Her review of the two leading tests for design defect used there, risk-utility and consumer expectations, steers Professor Wasserman to cautious optimism. Products Liability in a World Designed for Men finds in both tests a “doctrinal blind spot,” presumably correctable, “rather than a doctrinal constraint” (P.5). Consumer expectations could enlarge to accept what Professor Wasserman calls “subgroup analysis,” where “courts may consider whether the product fails to meet reasonable safety expectations for a substantial class of ordinary users” (Pp. 40-41). Numerous enough to count as “a substantial class,” women would qualify for consideration. The same turn can rescue risk-utility: “Rather than relying exclusively on aggregate utility, courts may evaluate whether the product’s utility falls below acceptable levels for a particular subgroup” (P.36).
Judges could follow Professor Wasserman’s lead. They just might. State courts applying state tort law doubtless offer a likelier venue for that progressive shift than any institution of our national government, where capital-f Federalist values and individuals are ascendant in the executive and judicial branches. But even the likelier venue doesn’t look to me very likely to deliver gender equity in product design. Professor Wasserman, ever intellectually honest, seems to stipulate that unless courts choose to care about women as a subgroup, her fix won’t work: “Under risk-utility analysis, higher benefits to men can offset serious risks to women; under the consumer expectations test, lower injury rates among men can render elevated risks to women legally invisible” (P.31).

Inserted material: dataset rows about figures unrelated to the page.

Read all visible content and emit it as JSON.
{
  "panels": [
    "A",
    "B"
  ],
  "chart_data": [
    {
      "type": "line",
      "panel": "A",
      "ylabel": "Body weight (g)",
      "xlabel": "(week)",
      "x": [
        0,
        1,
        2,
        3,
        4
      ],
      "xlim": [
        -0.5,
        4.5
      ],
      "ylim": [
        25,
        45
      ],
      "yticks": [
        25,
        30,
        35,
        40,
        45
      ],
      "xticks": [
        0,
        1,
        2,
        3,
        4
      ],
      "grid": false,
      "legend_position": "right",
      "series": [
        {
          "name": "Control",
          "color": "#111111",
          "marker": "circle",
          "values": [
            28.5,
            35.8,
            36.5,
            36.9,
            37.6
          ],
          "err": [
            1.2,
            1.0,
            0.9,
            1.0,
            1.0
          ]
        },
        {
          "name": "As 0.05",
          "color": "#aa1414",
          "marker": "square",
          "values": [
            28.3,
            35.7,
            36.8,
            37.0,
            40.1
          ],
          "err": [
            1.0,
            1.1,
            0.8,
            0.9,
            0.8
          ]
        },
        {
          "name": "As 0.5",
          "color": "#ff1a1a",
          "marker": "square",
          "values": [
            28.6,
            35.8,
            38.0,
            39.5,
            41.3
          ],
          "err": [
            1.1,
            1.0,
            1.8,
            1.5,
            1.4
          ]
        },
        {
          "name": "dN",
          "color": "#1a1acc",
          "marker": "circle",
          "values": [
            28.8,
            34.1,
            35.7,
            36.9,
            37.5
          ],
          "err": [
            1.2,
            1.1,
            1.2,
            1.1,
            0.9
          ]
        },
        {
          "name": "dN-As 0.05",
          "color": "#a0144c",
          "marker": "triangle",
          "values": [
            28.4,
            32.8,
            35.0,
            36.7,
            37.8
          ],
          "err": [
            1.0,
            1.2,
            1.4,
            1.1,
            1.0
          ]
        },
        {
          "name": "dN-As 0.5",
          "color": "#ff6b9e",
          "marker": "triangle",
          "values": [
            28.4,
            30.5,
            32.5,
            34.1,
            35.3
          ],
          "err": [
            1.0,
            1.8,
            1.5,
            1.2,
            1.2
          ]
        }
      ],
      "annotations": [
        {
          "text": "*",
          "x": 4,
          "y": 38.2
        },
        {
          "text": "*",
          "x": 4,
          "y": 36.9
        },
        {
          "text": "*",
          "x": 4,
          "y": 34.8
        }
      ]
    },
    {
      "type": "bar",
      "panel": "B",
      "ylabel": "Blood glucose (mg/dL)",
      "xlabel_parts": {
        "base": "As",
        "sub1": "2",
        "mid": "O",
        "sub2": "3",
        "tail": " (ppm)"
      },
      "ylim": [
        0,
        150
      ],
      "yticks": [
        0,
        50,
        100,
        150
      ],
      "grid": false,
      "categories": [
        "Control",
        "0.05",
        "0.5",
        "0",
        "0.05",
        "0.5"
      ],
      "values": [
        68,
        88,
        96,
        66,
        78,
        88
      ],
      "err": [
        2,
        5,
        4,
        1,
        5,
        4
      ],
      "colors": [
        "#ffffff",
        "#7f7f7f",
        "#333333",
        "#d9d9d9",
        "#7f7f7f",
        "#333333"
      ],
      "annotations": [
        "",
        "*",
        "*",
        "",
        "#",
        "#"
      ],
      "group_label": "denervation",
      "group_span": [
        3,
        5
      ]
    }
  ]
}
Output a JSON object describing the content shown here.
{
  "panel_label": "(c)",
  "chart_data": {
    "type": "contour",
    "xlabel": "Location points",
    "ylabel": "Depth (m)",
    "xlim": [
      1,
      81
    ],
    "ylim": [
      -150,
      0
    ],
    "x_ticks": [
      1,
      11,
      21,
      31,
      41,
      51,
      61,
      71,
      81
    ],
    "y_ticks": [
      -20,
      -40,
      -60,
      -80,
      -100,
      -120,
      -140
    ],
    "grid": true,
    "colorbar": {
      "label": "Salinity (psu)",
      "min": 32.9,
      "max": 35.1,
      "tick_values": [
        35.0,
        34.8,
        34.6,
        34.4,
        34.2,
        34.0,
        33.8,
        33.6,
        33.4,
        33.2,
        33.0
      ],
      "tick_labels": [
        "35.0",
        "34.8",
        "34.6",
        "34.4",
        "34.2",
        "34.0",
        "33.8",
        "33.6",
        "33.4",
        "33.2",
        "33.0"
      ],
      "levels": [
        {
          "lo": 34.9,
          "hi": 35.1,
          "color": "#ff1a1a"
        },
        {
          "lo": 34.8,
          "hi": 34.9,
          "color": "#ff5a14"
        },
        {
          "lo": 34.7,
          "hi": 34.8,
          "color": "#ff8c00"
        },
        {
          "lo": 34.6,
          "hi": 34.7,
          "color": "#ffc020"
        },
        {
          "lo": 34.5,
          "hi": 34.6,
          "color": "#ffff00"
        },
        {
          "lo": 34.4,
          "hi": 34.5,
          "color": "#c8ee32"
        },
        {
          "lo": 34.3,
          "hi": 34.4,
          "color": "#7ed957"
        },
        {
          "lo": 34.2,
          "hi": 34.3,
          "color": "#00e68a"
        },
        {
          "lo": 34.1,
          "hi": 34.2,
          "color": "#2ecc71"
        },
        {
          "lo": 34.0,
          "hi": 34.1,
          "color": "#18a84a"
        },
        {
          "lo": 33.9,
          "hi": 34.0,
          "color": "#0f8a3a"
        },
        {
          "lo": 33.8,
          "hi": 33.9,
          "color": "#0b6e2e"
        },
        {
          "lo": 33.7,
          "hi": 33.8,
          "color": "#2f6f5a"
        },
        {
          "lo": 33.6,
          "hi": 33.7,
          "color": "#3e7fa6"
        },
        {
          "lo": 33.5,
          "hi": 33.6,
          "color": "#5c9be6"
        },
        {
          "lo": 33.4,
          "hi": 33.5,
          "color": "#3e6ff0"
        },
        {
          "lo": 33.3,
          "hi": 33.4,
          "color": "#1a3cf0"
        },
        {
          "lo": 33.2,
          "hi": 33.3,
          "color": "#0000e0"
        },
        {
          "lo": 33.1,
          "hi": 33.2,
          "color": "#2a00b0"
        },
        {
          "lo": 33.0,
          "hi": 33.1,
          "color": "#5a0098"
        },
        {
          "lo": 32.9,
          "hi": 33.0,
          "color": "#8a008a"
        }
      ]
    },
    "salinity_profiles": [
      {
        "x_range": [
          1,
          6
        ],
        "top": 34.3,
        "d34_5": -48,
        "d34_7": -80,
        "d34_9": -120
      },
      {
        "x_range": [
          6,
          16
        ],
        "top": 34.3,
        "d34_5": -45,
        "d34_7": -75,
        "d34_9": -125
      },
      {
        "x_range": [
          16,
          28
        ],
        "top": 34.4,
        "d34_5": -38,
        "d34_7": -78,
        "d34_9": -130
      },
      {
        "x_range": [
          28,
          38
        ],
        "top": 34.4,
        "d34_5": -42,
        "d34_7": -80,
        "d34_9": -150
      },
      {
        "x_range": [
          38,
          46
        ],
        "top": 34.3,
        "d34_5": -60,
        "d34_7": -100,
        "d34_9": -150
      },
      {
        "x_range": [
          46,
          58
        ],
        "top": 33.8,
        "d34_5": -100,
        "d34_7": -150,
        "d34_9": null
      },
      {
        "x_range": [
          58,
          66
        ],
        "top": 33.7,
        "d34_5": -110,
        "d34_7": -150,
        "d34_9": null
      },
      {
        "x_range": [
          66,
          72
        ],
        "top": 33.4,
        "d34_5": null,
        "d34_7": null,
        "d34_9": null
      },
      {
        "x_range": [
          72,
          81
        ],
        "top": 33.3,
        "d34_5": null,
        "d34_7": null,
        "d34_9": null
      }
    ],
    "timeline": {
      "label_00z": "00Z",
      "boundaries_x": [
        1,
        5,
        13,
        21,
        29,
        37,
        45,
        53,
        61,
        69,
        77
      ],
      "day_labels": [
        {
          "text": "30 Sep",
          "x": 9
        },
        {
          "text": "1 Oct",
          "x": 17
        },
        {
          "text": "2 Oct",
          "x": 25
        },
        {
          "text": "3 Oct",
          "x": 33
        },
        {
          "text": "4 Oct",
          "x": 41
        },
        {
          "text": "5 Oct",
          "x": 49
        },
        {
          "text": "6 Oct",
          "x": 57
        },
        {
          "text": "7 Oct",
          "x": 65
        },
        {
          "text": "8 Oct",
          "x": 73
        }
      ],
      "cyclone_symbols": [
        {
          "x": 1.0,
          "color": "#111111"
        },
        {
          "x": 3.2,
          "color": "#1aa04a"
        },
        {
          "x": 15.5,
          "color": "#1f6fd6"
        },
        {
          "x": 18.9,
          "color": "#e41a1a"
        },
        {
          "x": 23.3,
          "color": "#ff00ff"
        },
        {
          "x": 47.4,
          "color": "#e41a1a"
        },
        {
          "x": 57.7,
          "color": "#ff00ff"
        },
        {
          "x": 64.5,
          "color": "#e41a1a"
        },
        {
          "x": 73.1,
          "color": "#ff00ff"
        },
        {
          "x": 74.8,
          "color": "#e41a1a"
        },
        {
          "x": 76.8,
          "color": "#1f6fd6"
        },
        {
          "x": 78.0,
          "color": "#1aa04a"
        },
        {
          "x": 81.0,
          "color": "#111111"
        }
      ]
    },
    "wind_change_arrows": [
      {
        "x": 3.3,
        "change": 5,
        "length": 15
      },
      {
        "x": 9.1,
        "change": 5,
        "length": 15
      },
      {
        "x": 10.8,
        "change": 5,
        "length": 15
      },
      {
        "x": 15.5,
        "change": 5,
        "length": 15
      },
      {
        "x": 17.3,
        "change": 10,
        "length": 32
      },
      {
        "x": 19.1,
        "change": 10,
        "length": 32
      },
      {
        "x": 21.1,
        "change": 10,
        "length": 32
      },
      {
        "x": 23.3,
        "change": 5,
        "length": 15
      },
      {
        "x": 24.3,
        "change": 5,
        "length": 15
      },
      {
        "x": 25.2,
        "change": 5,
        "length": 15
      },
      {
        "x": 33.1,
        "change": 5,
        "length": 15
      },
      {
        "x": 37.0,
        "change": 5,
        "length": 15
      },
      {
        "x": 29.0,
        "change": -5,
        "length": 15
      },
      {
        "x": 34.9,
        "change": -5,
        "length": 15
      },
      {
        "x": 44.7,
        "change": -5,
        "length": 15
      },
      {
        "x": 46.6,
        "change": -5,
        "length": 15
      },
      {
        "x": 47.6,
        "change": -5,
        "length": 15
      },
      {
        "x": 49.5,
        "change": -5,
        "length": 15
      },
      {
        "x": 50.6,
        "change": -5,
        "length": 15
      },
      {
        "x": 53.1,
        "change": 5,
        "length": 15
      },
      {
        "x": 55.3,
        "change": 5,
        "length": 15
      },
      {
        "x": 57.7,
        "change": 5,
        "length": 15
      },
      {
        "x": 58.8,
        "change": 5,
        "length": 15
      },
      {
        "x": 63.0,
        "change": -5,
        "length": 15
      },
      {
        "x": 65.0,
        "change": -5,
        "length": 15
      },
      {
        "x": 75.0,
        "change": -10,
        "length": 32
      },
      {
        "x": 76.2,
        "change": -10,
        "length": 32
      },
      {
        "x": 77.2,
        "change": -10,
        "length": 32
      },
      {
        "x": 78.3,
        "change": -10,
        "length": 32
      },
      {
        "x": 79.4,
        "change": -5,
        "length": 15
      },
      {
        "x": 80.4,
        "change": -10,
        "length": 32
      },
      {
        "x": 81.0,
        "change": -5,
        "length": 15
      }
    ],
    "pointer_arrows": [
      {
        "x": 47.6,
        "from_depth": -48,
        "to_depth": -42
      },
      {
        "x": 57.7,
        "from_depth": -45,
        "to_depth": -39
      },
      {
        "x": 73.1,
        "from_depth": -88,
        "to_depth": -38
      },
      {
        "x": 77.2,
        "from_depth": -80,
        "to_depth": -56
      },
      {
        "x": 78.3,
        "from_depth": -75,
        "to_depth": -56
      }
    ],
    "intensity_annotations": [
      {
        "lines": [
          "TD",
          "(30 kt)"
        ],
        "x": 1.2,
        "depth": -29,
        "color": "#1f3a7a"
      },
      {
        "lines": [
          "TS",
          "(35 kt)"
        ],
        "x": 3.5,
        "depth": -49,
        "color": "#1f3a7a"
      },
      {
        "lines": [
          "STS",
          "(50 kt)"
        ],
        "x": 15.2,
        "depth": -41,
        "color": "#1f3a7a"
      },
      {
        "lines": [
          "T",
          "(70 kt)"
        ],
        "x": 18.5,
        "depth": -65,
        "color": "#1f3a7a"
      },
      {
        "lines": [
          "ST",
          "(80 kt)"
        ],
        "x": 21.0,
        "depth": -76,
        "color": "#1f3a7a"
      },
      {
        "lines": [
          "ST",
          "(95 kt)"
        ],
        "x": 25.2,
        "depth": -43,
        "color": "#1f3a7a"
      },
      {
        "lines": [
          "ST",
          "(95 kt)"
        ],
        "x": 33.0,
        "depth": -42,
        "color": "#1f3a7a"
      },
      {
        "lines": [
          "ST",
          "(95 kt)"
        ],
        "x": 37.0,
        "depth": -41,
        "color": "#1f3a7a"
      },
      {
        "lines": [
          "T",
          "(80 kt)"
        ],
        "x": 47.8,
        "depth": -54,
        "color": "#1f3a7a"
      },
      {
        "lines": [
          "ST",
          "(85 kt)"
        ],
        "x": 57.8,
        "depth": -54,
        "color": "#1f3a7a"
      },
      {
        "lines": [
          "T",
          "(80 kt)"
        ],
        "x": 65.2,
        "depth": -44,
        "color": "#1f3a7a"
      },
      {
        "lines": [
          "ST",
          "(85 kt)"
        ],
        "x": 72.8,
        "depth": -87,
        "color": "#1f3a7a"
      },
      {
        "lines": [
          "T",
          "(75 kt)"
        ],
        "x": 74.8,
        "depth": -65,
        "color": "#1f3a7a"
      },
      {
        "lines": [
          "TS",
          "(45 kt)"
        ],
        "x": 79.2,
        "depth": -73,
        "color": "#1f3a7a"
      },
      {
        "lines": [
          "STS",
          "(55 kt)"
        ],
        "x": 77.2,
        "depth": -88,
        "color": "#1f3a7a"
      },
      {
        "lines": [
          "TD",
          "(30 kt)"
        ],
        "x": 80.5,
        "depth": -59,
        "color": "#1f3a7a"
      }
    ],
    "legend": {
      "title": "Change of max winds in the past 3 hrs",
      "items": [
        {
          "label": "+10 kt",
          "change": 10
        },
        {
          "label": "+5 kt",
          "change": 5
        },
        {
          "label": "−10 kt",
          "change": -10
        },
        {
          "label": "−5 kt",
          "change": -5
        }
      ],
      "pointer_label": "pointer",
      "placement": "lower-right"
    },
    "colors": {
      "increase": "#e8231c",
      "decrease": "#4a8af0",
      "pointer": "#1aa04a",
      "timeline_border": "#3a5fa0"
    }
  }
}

And even if Products Liability in a World Designed for Men wins the reception it deserves, judges will not necessarily know what to do with design defect claims that point out a gender gap. Take the crash test dummy problem that centers this article. If manufacturers fire their current crew and bring in replacement dummies of “less upper-body mass, shorter sitting heights, lower body weight, wider pelvic measurements, and shorter torsos” (P.10, again), won’t men be worse off when they get into the resulting vehicles? They outnumber women there, which suggests that well-intentioned reform could lead to loss in the aggregate. Professor Wasserman recognizes the problem (Pp. 42-44). Regard for women as a subgroup applies pretty well to other gendered design possibilities—for example ones involving disparities in “hand size, grip strength, and force requirements” (P.13)—where manufacturers of products like surgical gloves do the right thing by offering “multiple sizes or configurations” (P.44). Because crashworthiness lacks a clear counterpart to the universal design ideal of disability law and policy, someone may have to suffer even when sellers like Volvo, whose leadership on whiplash has made the interior of vehicles safer for women while also benefitting men (Pp. 49-50), proceed as if all bodies matter.
That small misgiving noted, Products Liability in a World Designed for Men should be required reading for the American products liability community: Professor Wasserman’s analysis and recommendations are scientific in the best sense of the word. Readers with any level of interest (including none) in gender or feminism will find in this work an invigorating commitment to the truth.